Fusillade de la rue Custine : la légitime défense des forces de l’ordre de nouveau dans l’actualité
Par Jacques-Henri Robert, Professeur émérite de l’Université Paris II Panthéon-Assas
Le samedi 4 juin, ce qui devait être une simple opération de police a viré au drame. Les faits sont encore flous mais il semblerait qu’alors qu’un véhicule aurait refusé d’obtempérer à l’ordre de policiers en vélo, le conducteur aurait fait mine de redémarrer sur les policiers. Ces derniers ont tiré et la passagère a succombé par la suite. L’IGPN a diligenté une enquête, les tireurs ont été placés en garde à vue et le conducteur mis en examen.
Les policiers soutiennent avoir agi par légitime défense : que devront-ils établir pour le prouver ?
Les règles qui définissent la légitime défense n’ont pas varié depuis que la matière a fait l’objet des précédents billets que notre Blog lui a consacrés (voir ici et ici). La personne qui prétend bénéficier de cette cause de justification doit démontrer trois données : (i) une attaque à laquelle le défenseur a pu raisonnablement se croire exposé, (ii) une riposte nécessaire et simultanée à l’attaque, enfin (iii) l’absence de disproportion entre moyens choisis pour la défense, eu égard à la gravité de l’attaque.
Dans le cas de l’affaire de la rue Custine (Paris 18ème), les faits ne sont pas encore complètement établis.

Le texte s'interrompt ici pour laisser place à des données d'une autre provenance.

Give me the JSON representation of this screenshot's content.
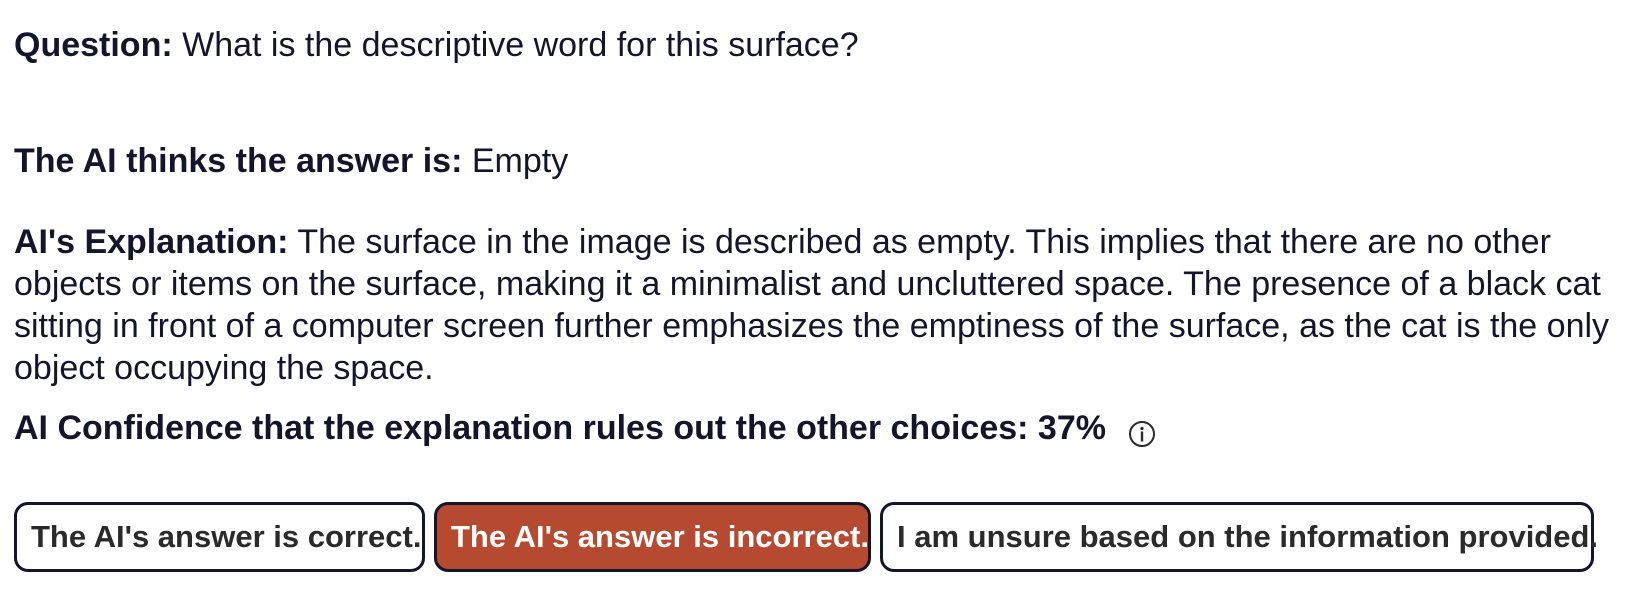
{
  "question": {
    "label": "Question:",
    "text": "What is the descriptive word for this surface?"
  },
  "answer": {
    "label": "The AI thinks the answer is:",
    "text": "Empty"
  },
  "explanation": {
    "label": "AI's Explanation:",
    "text": "The surface in the image is described as empty. This implies that there are no other objects or items on the surface, making it a minimalist and uncluttered space. The presence of a black cat sitting in front of a computer screen further emphasizes the emptiness of the surface, as the cat is the only object occupying the space."
  },
  "confidence": {
    "label": "AI Confidence that the explanation rules out the other choices:",
    "value": "37%",
    "icon": "info-icon"
  },
  "buttons": {
    "correct": "The AI's answer is correct.",
    "incorrect": "The AI's answer is incorrect.",
    "unsure": "I am unsure based on the information provided.",
    "selected": "incorrect",
    "selected_color": "#b64a30",
    "border_color": "#14142b"
  }
}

Selon la passagère survivante de l’automobile interceptée par les policiers, ce véhicule était immobilisé dans « un genre d’embouteillage » et les agents de la force publique en auraient brisé les vitres puis tiré sur ses occupants : si ce témoignage est avéré, la seconde condition, celle de la nécessité de la défense, manque et il n’est pas utile de s’interroger sur sa proportionnalité. En effet, une riposte postérieure à l’attaque constituerait vengeance ou des représailles, tout à fait étrangères à la légitime défense.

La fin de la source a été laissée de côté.